In Hasura you can specify what a user is allowed to do. A common use case is to allow a user to read something if user_id in the database is equal to the user ID in the access token.
Access token data is included as headers with every API request. By default, every user has the following session variables that can be used when creating permission rules:
  • x-hasura-user-id
  • x-hasura-allowed-roles
  • x-hasura-default-role
The default role for users is user.

Select permissions
Select permissions
One of the most common permission requirements is that logged-in users should only be able to read their own data. This is how it can be achieved with Hasura.
  1. Go to Hasura Console
  2. Select your table and open the Permissions tab
  3. At the top of the page, click "select" on the "user" role.
  4. Select "With custom check" to create a new rule
  5. Enter user_id, _eq and x-hasura-user-id into the rule form.
This means that in order for users to read data, the user ID value in the database row must be the same as the user ID in the access token.

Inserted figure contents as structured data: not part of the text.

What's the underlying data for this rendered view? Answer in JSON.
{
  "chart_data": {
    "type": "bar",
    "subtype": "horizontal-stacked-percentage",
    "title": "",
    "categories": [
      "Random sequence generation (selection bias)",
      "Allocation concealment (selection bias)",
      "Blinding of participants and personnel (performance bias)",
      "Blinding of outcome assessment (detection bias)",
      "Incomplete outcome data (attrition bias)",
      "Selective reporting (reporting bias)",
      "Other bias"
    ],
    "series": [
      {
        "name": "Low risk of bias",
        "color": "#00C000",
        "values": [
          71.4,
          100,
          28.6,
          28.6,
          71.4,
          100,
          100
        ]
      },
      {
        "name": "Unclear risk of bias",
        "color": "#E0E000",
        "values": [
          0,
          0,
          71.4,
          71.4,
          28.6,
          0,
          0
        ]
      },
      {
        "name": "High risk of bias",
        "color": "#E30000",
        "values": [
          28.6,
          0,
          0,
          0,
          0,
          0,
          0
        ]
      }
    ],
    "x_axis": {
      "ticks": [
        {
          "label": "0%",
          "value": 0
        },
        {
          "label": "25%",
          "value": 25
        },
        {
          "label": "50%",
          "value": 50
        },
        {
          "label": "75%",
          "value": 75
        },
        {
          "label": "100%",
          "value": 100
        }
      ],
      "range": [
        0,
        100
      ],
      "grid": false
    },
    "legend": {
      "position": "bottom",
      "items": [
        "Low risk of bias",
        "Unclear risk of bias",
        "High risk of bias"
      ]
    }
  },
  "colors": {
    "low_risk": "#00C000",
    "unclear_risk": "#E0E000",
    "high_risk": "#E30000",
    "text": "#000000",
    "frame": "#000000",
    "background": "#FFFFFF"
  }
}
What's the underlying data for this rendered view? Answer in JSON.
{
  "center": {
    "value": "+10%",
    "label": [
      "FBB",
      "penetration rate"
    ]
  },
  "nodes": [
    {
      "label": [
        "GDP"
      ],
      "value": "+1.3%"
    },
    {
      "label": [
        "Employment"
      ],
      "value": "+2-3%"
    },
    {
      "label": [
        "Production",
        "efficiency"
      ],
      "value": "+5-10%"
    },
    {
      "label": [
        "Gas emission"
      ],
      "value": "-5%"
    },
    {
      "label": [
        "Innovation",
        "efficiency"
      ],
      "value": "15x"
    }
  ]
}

To further refine this rule, do the following:
  1. Limit number of rows to 100 (or some other relevant number).
  2. Select the columns you want the user to be able to read. In our case we'll allow the user to read all columns.
Note that if you add columns to your table table later, you must check new columns here to let users read them.

Insert permissions
Insert permissions
Here is a popular approach for insert permission for logged in users.
  1. At the top of the page, click "insert" on the "user" role.
  2. Select "Without any checks".
  3. Select the columns you want to allow users to insert.
In our example, we only select name, because we want all other other columns to be filled with default values.
We also want every new record's user_id value to be set to the ID of the user making the request. We can tell Hasura to do this with column presets.
  1. Under column presets, set user_id to x-hasura-user-id.